RUSSIE
Les saintes portes du peuple russe
On croyait qu’elles avaient été détruites durant l’époque soviétique. Mais les icônes sacrées qui étaient depuis des siècles sur les tours d’entrée du Kremlin ont été retrouvées et restaurées.
Voici l’histoire de leur découverte
par Vladimir Yakounine
![Le patriarche Cyrille bénit l’ancienne icône du Sauveur de Smolensk sur la tour Spasskaya du Kremlin, à Moscou, le 28 août 2010 [© Associated Press/LaPresse]](http://www.30giorni.it/upload/articoli_immagini_interne/29-1_2-2011.jpg)
Le patriarche Cyrille bénit l’ancienne icône du Sauveur de Smolensk sur la tour Spasskaya du Kremlin, à Moscou, le 28 août 2010 [© Associated Press/LaPresse]
L’été 2010 s’est produit un événement véritablement historique. Contre toutes les prévisions des critiques d’art, des restaurateurs et des historiens, des objets sacrés d’une valeur immense ont été retrouvés. Il s’agit des deux icônes des portes d’entrée du Kremlin de Moscou qui remontent au XVIe siècle. Ces soixante-dix dernières années, tout le monde était convaincu qu’elles avaient été détruites par ordre des autorités soviétiques et qu’il ne pouvait pas en être autrement: elles étaient en effet situées au-dessus des principales portes d’entrée du Kremlin, la résidence d’État des dirigeants soviétiques, lesquels avaient proclamé l’athéisme comme idéologie officielle de l’URSS. Et en fait, il n’en avait pas été ainsi…
Dans le cours des siècles, des icônes avaient été placées au-dessus des portes d’entrée des deux tours du Kremlin: sur la tour Spasskaya, l’icône du Sauveur de Smolensk; sur la Nikolskaya, celle de saint Nicolas Thaumaturge. On ne pouvait pas passer à cheval à travers la tour principale, la Spasskaya, et, pour la traverser, on devait obligatoirement ôter son chapeau. Le Kremlin avait une signification sacrée pour nos ancêtres, c’était le centre spirituel de notre État, le cœur de l’Empire russe. Construit, entre autres, par les architectes italiens Aristotile Fioravanti et Pietro Antonio Solari, il était considéré par nos pères comme un grand monastère, raison pour laquelle la porte Spasskaya était appelée dans la Rus’ la Porte sainte.
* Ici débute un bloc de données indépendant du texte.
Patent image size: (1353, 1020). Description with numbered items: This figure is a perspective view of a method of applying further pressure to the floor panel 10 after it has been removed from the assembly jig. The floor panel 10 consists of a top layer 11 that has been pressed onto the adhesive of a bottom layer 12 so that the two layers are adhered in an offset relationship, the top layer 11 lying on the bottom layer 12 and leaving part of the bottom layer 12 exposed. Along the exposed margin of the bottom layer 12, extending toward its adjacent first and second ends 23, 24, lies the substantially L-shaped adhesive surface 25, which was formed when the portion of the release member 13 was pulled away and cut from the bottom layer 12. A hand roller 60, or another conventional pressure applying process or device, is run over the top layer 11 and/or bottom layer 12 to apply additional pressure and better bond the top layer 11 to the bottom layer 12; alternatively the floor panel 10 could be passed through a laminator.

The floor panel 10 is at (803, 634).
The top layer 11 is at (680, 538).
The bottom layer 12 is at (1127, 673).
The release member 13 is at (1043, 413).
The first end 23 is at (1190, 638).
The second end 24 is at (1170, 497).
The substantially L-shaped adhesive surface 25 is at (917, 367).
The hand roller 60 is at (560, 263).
Ma génération fut éduquée dans les années où, à la place des icônes, au-dessus des portes des tours du Kremlin, il y avait des rectangles blancs. Et la grande majorité de mes compatriotes ne doutait pas qu’il en eût toujours été ainsi. Le Kremlin était devenu exclusivement le centre du pouvoir de l’État. À l’intérieur de celui-ci, différents monastères et églises avaient été détruits, tandis que d’autres édifices religieux avaient été transformés en musée. Peu de gens, des historiens et des critiques d’art surtout, savaient que des icônes se trouvaient autrefois sur les tours et ils ne pouvaient pas même imaginer qu’elles aient pu être conservées dans les années de la lutte antireligieuse du pouvoir soviétique. Ainsi, depuis la chute de l’URSS, c’est-à-dire depuis presque vingt ans, aucune tentative sérieuse n’a été faite pour restaurer l’aspect originaire des tours du Kremlin.
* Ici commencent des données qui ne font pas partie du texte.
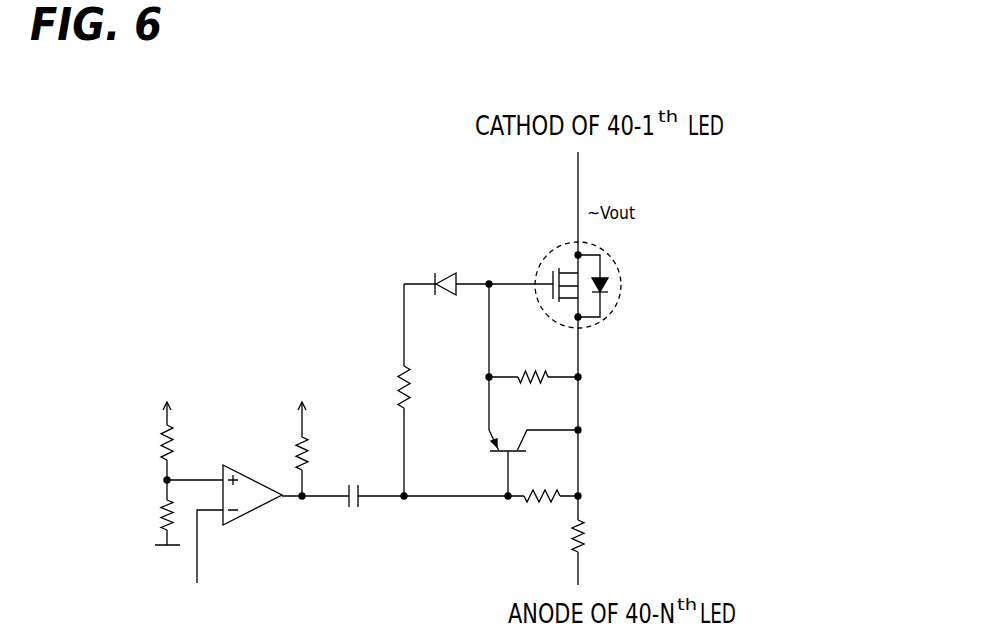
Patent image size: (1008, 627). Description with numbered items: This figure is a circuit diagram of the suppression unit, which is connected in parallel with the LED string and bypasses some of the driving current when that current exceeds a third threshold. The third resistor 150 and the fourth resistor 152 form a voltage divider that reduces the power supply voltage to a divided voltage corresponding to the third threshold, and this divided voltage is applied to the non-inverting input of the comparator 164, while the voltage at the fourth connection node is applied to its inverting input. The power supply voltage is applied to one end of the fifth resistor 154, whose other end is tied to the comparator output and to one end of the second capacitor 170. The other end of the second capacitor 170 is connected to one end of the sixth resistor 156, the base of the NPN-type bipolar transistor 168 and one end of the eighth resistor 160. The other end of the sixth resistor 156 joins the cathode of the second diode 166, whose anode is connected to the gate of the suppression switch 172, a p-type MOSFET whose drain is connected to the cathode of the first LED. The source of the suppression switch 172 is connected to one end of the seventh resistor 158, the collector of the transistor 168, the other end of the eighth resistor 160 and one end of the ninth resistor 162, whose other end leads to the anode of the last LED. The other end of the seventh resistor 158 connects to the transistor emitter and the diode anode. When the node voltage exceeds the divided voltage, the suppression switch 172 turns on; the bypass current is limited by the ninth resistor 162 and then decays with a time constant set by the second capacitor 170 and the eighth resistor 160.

The third resistor 150 is at (158, 440).
The fourth resistor 152 is at (158, 512).
The fifth resistor 154 is at (306, 456).
The sixth resistor 156 is at (412, 388).
The seventh resistor 158 is at (538, 366).
The eighth resistor 160 is at (541, 505).
The ninth resistor 162 is at (588, 541).
The comparator 164 is at (253, 465).
The second diode 166 is at (444, 272).
The NPN-type bipolar transistor 168 is at (482, 445).
The second capacitor 170 is at (350, 512).
The suppression switch 172 is at (620, 272).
Il y a quelques années, la Fondation “Saint André le Premier Appelé” décida de vérifier si, dans l’éventualité où elles n’auraient pas été détruites, les icônes s’étaient conservées sous l’enduit. La majeure partie des spécialistes riaient de cette idée, les experts de l’Unesco nous mettaient en garde: si nous essayions de mettre de nouvelles icônes à la place de celles qui étaient perdues, il pourrait exclure le Kremlin de la liste des sites protégés d’intérêt mondial. Le risque était grand. De notre côté, il n’y avait que la tradition orale, conservée par les descendants des émigrants russes qui vivaient en Europe, aux États-Unis et dans d’autres pays. L’un de nos chers amis, Mikhaïl, l’évêque de Genève et de l’Europe occidentale de l’Église orthodoxe russe à l’étranger, né à Paris, ayant vécu dans cette ville et descendant d’un cosaque du Don, nous raconta que, parmi les Russes vivant à l’étranger, on parlait des images qui se trouvaient avant la révolution sur les portes des tours Spasskaya et Nikolskaya. Ces images, disait-il, étaient vénérées par le peuple comme des images sacrées et miraculeuses. Cette information avait suscité en nous de la perplexité et une grande curiosité: que pouvait-il y avoir dans ces édicules, sous l’enduit blanc? Les murs de brique du Kremlin ou les restes des icônes?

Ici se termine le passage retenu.